Fenomeni social che derivano anche dall'amore di tantissimi giovani, cinefili e aspiranti cineasti, che affollano i tuoi eventi. Qual è la tua comunicazione con i ragazzi?
La mia relazione coi giovani che mi seguono è qualcosa di molto eccitante. Non è che faccia chissà che per ingraziarmeli. Avendo un ricordo molto vivo di quello che è stato il dolore della gioventù, forse pensano che io sia uno di loro perché mi sentono capace di raccontarlo.
La loro ammirazione, ovvero questa aspirazione anche alla tua arte, come la vivi?
Bene, ne sono felice.
Ti senti una guida sotto questo punto di vista?
Io? No, non mi sento una guida di niente, non riesco a guidare me stesso, figurati i ragazzi di vent’anni. Però sono contento che ci sia.
Da Fazio hai dichiarato di aver fatto anche dei film politici che poi si sono rivelati degli azzardi. Parlavi per caso di “Loro”, il film sulla vita di Silvio Berlusconi, e della mancata distribuzione in tv e piattaforma?
Nella mia esperienza, ne ho fatti due (Il Divo e Loro, ndr), i film che hanno a che fare con i politici sono più rischiosi. I politici capiscono perfettamente che il cinema è un'arte popolare e può avere improvvisamente una grande diffusione anche all'estero, dove è più difficile manipolare l'immagine che danno, come fanno nel loro Paese. Per questo motivo, destano grande attenzione, allarme e preoccupazione nei politici stessi e in tutto il mondo che gira intorno ai politici. Da qui, la concreta possibilità di fastidi e pressioni.
Ma tu hai avvertito un approccio censorio a questo film o no?
Da parte di chi?
Della distribuzione, televisiva e di piattaforma (Medusa, ndr)
Non l’hanno distribuito sulle piattaforme o in televisione. Non lo so se è censorio… semplicemente, sì, lo hanno censurato. Non lo hanno fatto vedere.
Sia in “È stata la mano di Dio” che in Parthenope indaghi molto il concetto di libertà, seppur da angolazioni differenti.
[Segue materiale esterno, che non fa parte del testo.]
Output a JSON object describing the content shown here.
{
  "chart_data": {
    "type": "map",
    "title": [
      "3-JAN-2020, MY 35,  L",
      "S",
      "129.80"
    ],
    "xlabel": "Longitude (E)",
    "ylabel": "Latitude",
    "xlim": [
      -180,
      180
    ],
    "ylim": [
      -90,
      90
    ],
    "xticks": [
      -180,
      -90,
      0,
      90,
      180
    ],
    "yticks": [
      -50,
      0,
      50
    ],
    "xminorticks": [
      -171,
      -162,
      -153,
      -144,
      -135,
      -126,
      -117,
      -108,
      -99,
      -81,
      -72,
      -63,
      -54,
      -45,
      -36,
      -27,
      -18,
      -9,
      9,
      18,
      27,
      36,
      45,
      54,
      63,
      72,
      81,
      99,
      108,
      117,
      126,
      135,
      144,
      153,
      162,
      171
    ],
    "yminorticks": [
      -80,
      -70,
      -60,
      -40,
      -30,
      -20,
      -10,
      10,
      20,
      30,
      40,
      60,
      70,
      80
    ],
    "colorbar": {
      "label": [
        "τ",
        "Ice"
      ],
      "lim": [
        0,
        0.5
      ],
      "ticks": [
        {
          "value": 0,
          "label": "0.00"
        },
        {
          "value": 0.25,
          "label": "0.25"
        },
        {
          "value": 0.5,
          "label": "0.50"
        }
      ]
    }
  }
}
Oggi, rispetto al tuo primo film, “L’uomo in più”, senti di avere acquisito abbastanza libertà per fare film che vuoi o soffri ancora di ansia da prestazione?
No, non ho più l'ansia da prestazione, francamente. Però è anche vero che ogni lavoro che fai, dato che poi ti occuperà uno o due anni della tua vita, che non sono pochi, ti fa porre delle domande, ti genera dei dubbi e delle ansie. Se dovevo dimostrare qualcosa, l'ho dimostrato, adesso non mi resta altro che fare quello che mi diverte fare.
Visto il considerevole numero di volte che te lo senti dire, vorrei chiederti come ti misuri con l'appellativo “Maestro”?
Lo trovo del tutto incongruo. Alle volte lo dico, lasciate stare…Non è che me ne importi molto, non ci credo. Maestro presuppone che c’è da insegnare qualcosa e penso di non avere nulla da insegnare. D'altronde sono autodidatta nel cinema, studiavo economia, non mi sono laureato, cioè proprio non ho nessun tipo di percorso di studi che preveda che io poi diventi maestro di qualcosa.